I download a monthly time series of unemployment rates from the Federal Reserve using alfred
df <- alfred::get_alfred_series("UNRATE")
As unemployment data is later revised after its first release, df
contains every single observation, revised and unrevised, of UNRATE
along with the date on which the revision was posted.
> head(df)
date realtime_period UNRATE
1 1948-01-01 1960-03-15 3.5
2 1948-02-01 1960-03-15 3.8
3 1948-03-01 1960-03-15 4.0
4 1948-04-01 1960-03-15 4.0
5 1948-05-01 1960-03-15 3.6
6 1948-06-01 1960-03-15 3.8
I'm looking to filter the dataframe to find the first realtime_period
associated with each date
, and can do it with dplyr
:
df |>
mutate(Delta = realtime_period - date) |>
group_by(date) |>
filter(Delta == min(Delta)) |>
ungroup()
Question: How do I do this in base R (I'm using R 4.3.3) instead of using dplyr?

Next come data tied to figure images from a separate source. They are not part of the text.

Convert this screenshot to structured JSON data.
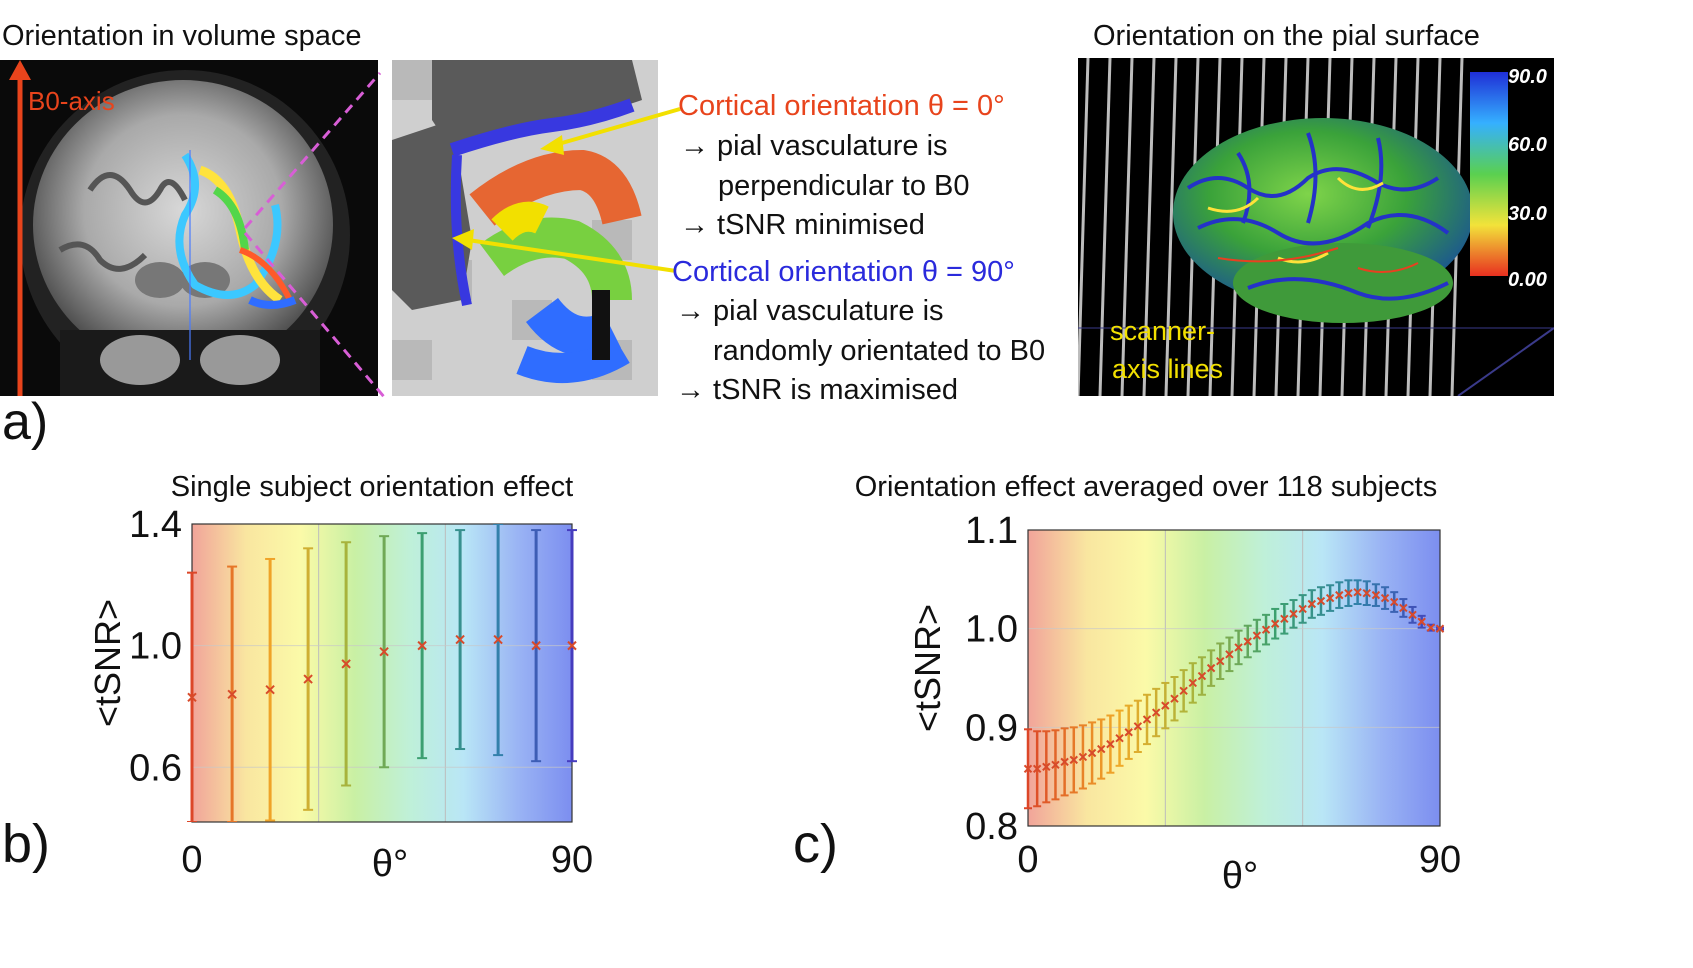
{
  "panel_a": {
    "label": "a)",
    "volume_title": "Orientation in volume space",
    "b0_label": "B0-axis",
    "surface_title": "Orientation on the pial surface",
    "scanner_label_1": "scanner-",
    "scanner_label_2": "axis lines",
    "colorbar_ticks": [
      "90.0",
      "60.0",
      "30.0",
      "0.00"
    ],
    "desc": {
      "heading_0": "Cortical orientation θ = 0°",
      "line_0a": "→ pial vasculature is",
      "line_0b": "perpendicular to B0",
      "line_0c": "→ tSNR minimised",
      "heading_90": "Cortical orientation θ = 90°",
      "line_90a": "→ pial vasculature is",
      "line_90b": "randomly orientated to B0",
      "line_90c": "→ tSNR is maximised"
    },
    "colors": {
      "red": "#e8441c",
      "blue": "#2a2adc",
      "yellow": "#f2e000"
    }
  },
  "chart_data": [
    {
      "type": "scatter",
      "panel": "b)",
      "title": "Single subject orientation effect",
      "xlabel": "θ°",
      "ylabel": "<tSNR>",
      "xlim": [
        0,
        90
      ],
      "ylim": [
        0.42,
        1.4
      ],
      "xticks": [
        "0",
        "90"
      ],
      "yticks": [
        "1.4",
        "1.0",
        "0.6"
      ],
      "ytick_values": [
        1.4,
        1.0,
        0.6
      ],
      "grid_x": [
        0,
        30,
        60,
        90
      ],
      "series": [
        {
          "name": "mean with error bars",
          "x": [
            0,
            9.5,
            18.5,
            27.5,
            36.5,
            45.5,
            54.5,
            63.5,
            72.5,
            81.5,
            90
          ],
          "values": [
            0.83,
            0.84,
            0.855,
            0.89,
            0.94,
            0.98,
            1.0,
            1.02,
            1.02,
            1.0,
            1.0
          ],
          "err": [
            0.41,
            0.42,
            0.43,
            0.43,
            0.4,
            0.38,
            0.37,
            0.36,
            0.38,
            0.38,
            0.38
          ]
        }
      ]
    },
    {
      "type": "scatter",
      "panel": "c)",
      "title": "Orientation effect averaged over 118 subjects",
      "xlabel": "θ°",
      "ylabel": "<tSNR>",
      "xlim": [
        0,
        90
      ],
      "ylim": [
        0.8,
        1.1
      ],
      "xticks": [
        "0",
        "90"
      ],
      "yticks": [
        "1.1",
        "1.0",
        "0.9",
        "0.8"
      ],
      "ytick_values": [
        1.1,
        1.0,
        0.9,
        0.8
      ],
      "grid_x": [
        0,
        30,
        60,
        90
      ],
      "series": [
        {
          "name": "mean with error bars",
          "x": [
            0,
            2,
            4,
            6,
            8,
            10,
            12,
            14,
            16,
            18,
            20,
            22,
            24,
            26,
            28,
            30,
            32,
            34,
            36,
            38,
            40,
            42,
            44,
            46,
            48,
            50,
            52,
            54,
            56,
            58,
            60,
            62,
            64,
            66,
            68,
            70,
            72,
            74,
            76,
            78,
            80,
            82,
            84,
            86,
            88,
            90
          ],
          "values": [
            0.858,
            0.858,
            0.86,
            0.862,
            0.865,
            0.867,
            0.87,
            0.874,
            0.878,
            0.883,
            0.889,
            0.895,
            0.901,
            0.908,
            0.915,
            0.922,
            0.929,
            0.937,
            0.945,
            0.952,
            0.96,
            0.967,
            0.974,
            0.981,
            0.987,
            0.993,
            0.999,
            1.005,
            1.01,
            1.015,
            1.02,
            1.025,
            1.028,
            1.031,
            1.034,
            1.036,
            1.037,
            1.036,
            1.034,
            1.031,
            1.027,
            1.021,
            1.014,
            1.007,
            1.001,
            1.0
          ],
          "err": [
            0.04,
            0.038,
            0.036,
            0.035,
            0.034,
            0.033,
            0.032,
            0.031,
            0.03,
            0.029,
            0.028,
            0.027,
            0.026,
            0.025,
            0.024,
            0.023,
            0.022,
            0.021,
            0.02,
            0.019,
            0.018,
            0.018,
            0.017,
            0.017,
            0.016,
            0.016,
            0.015,
            0.015,
            0.015,
            0.014,
            0.014,
            0.014,
            0.014,
            0.013,
            0.013,
            0.013,
            0.012,
            0.012,
            0.011,
            0.011,
            0.01,
            0.009,
            0.008,
            0.006,
            0.003,
            0.001
          ]
        }
      ]
    }
  ]
}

I'm trying to avoid the tidyverse and stick with base R for consistency as its syntax rarely changes.
Sincerely
Thomas Philips
You can replace mutate
with transform
, and replace grouped filter
with subset
+ ave
.
df |>
transform(Delta = abs(realtime_period - date)) |>
subset(Delta == ave(Delta, date, FUN = min))
transform
and subset
are both from {base}
. ave
is from {stats}
that is still an internal package of R.